The single best thing we ate, though, were the deep-fried plantains (patacon con hogao y queso; $14): four golden rafts of unripe, flattened bananas anointed with a rich, well-reduced tomato and onion sauce, then showered with a mix of feta and mozzarella for flavour and stretch. Tres leches cake ($15; a nicely balanced three-milk cake topped with whipped cream and cinnamon) and the rest of the dessert options stick to proven Latin favourites. If only the at-times disinterested staff could be as sweet.
The food at Pantano won’t change your life, nor is it supposed to. (When was the last time a chicken parmy at the pub made you question your life choices?) This is fun, calorific and tasty cooking that will be instantly comforting to many and take them back home, even if just for an hour.
Interestingly, two people had recommended Pantano to me lately. One was someone I met on a camping trip (incidentally also the same trip I was introduced to ramen soyannaise) who loved that Pantano was doing its own thing with arepa burgers. The other is a Willagee resident that loved having Pantano as his local rather than some cookie-cutter chain pub. Neither were Colombian, Venezuelan or, indeed South American which, in many ways, speaks to the value and importance of the Pantanos and other neighbourhood bars of Perth.

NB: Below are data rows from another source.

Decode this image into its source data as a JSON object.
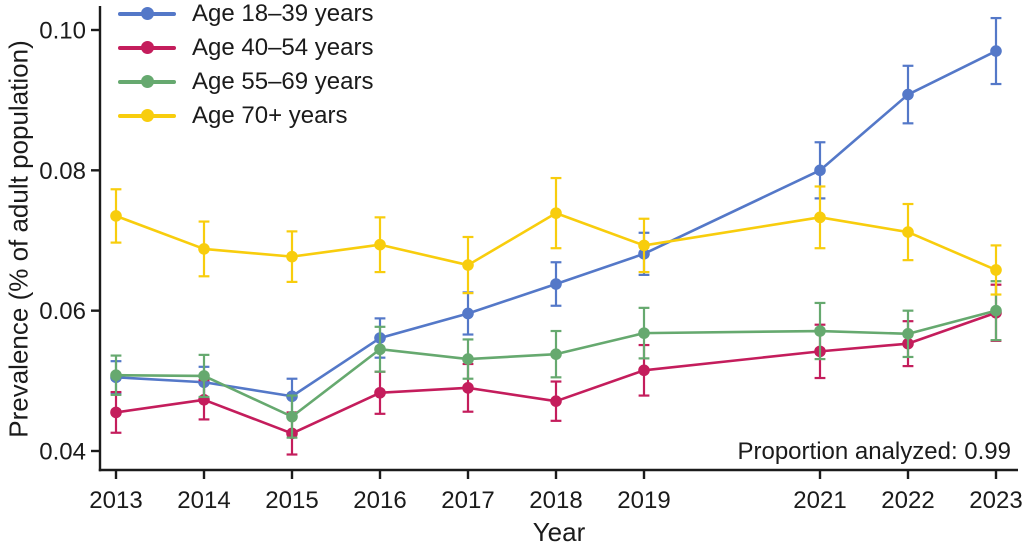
{
  "figure": {
    "background": "#ffffff",
    "text_color": "#1b1b1b",
    "axis_color": "#1b1b1b"
  },
  "chart_data": {
    "type": "line",
    "xlabel": "Year",
    "ylabel": "Prevalence (% of adult population)",
    "annotation": "Proportion analyzed: 0.99",
    "legend_position": "top-left",
    "grid": false,
    "error_bars": true,
    "x": [
      2013,
      2014,
      2015,
      2016,
      2017,
      2018,
      2019,
      2021,
      2022,
      2023
    ],
    "x_note": "no data shown for 2020; gap preserved on axis",
    "y_ticks": [
      0.04,
      0.06,
      0.08,
      0.1
    ],
    "ylim": [
      0.037,
      0.103
    ],
    "xlim": [
      2012.8,
      2023.3
    ],
    "series": [
      {
        "name": "Age 18–39 years",
        "color": "#5478C8",
        "values": [
          0.0505,
          0.0498,
          0.0478,
          0.0561,
          0.0596,
          0.0638,
          0.0681,
          0.08,
          0.0908,
          0.097
        ],
        "errors": [
          0.0023,
          0.0022,
          0.0025,
          0.0028,
          0.003,
          0.0031,
          0.003,
          0.004,
          0.0041,
          0.0047
        ]
      },
      {
        "name": "Age 40–54 years",
        "color": "#C41D5C",
        "values": [
          0.0455,
          0.0473,
          0.0425,
          0.0483,
          0.049,
          0.0471,
          0.0515,
          0.0542,
          0.0553,
          0.0597
        ],
        "errors": [
          0.0029,
          0.0028,
          0.003,
          0.003,
          0.0034,
          0.0028,
          0.0036,
          0.0038,
          0.0032,
          0.004
        ]
      },
      {
        "name": "Age 55–69 years",
        "color": "#66A96F",
        "values": [
          0.0508,
          0.0507,
          0.0449,
          0.0545,
          0.0531,
          0.0538,
          0.0568,
          0.0571,
          0.0567,
          0.06
        ],
        "errors": [
          0.0028,
          0.003,
          0.003,
          0.0032,
          0.0028,
          0.0033,
          0.0036,
          0.004,
          0.0033,
          0.0042
        ]
      },
      {
        "name": "Age 70+ years",
        "color": "#F8CD0D",
        "values": [
          0.0735,
          0.0688,
          0.0677,
          0.0694,
          0.0665,
          0.0739,
          0.0693,
          0.0733,
          0.0712,
          0.0658
        ],
        "errors": [
          0.0038,
          0.0039,
          0.0036,
          0.0039,
          0.004,
          0.005,
          0.0038,
          0.0044,
          0.004,
          0.0035
        ]
      }
    ]
  }
}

At a time when more of life seems to be migrating from real life to online – we have business meetings online, we date online, we stream movies we once went to the cinema for – neighbourhood places where people congregate and mingle feel more essential than ever. Sure, Facebook Groups and Insta stories are fun and convenient, but hangouts and building teams in the flesh is the real double-tap.
Vibe: a colourful Latin America pub hiding in plain sight in suburbia
Go-to dish: deep-fried plantains (patacon con hogao y queso)
Drinks: a fun, far-reaching selection of Latin spirits, cocktails and potions. Imagine if all neighbourhood bars packed this much heat and temptation.